The level of key component dependability and redundancy was defined following the five-year mission for which the SORCE spacecraft's power, attitude, and electronic systems were created. The SORCE spacecraft easily met all of its original lifespan specifications for a five-year mission; nevertheless, throughout the extended mission, adjustments to subsystem aging became an increasingly important component of preserving spacecraft and instrument health, especially after 2009. The mission-length time series of two of these data points demonstrates how easily the impacts of spacecraft safe-hold events and subsequent power cycling late in the mission can be detected. A ten-second cadence is used to check the detector and prism drive temperatures.
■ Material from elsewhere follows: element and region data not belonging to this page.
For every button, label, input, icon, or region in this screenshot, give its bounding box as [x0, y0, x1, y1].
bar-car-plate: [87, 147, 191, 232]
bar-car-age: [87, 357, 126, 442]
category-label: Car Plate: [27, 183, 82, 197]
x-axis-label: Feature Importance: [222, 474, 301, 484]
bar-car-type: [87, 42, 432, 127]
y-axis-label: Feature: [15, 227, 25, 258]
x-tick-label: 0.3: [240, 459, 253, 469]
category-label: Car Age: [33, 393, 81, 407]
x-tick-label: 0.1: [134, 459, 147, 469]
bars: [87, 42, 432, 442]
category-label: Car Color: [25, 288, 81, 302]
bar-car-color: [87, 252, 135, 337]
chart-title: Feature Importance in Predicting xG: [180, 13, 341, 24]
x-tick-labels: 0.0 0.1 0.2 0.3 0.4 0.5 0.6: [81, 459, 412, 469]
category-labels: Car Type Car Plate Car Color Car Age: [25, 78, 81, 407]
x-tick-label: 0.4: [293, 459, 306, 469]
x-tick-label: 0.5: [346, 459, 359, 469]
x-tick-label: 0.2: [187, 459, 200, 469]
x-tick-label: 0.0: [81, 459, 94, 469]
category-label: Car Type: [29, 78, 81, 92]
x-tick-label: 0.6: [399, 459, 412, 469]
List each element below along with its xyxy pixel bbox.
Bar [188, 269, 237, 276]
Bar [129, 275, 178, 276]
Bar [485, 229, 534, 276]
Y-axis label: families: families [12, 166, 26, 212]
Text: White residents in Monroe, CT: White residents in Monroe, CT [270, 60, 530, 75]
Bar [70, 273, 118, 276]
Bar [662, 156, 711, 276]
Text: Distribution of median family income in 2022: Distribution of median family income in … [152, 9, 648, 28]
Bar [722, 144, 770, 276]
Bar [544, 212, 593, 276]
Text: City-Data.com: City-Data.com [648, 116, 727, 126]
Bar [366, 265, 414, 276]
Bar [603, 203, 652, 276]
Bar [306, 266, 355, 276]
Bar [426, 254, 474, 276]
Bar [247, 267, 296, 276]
A quadrant-cell Fine Sun Sensor (FSS) is used to control solar pointing during solar observations and is reported in telemetry every ten seconds on the SORCE spacecraft. The SORCE spacecraft uses two independent methods to maintain solar pointing: (i) two redundant star trackers are used to maintain satellite orientation, especially during orbit night; and (ii) a quadrant-cell FSS is used to control solar pointing during orbit night. The FSS is firmly attached to the front of the SIM, and the bore sights of the two are aligned to within 0.5 arcmin. As a result, the readings from the FSS serve as an accurate gauge of the pointing off-axis of the SIM. Throughout the majority of the orbit, the spacecraft reaction-wheel system keeps SIM pointed at a distance of 0.5 arcmin. The only time this rule is not followed when a spaceship roll to avoid having the star trackers' performance be affected by Earth-derived light.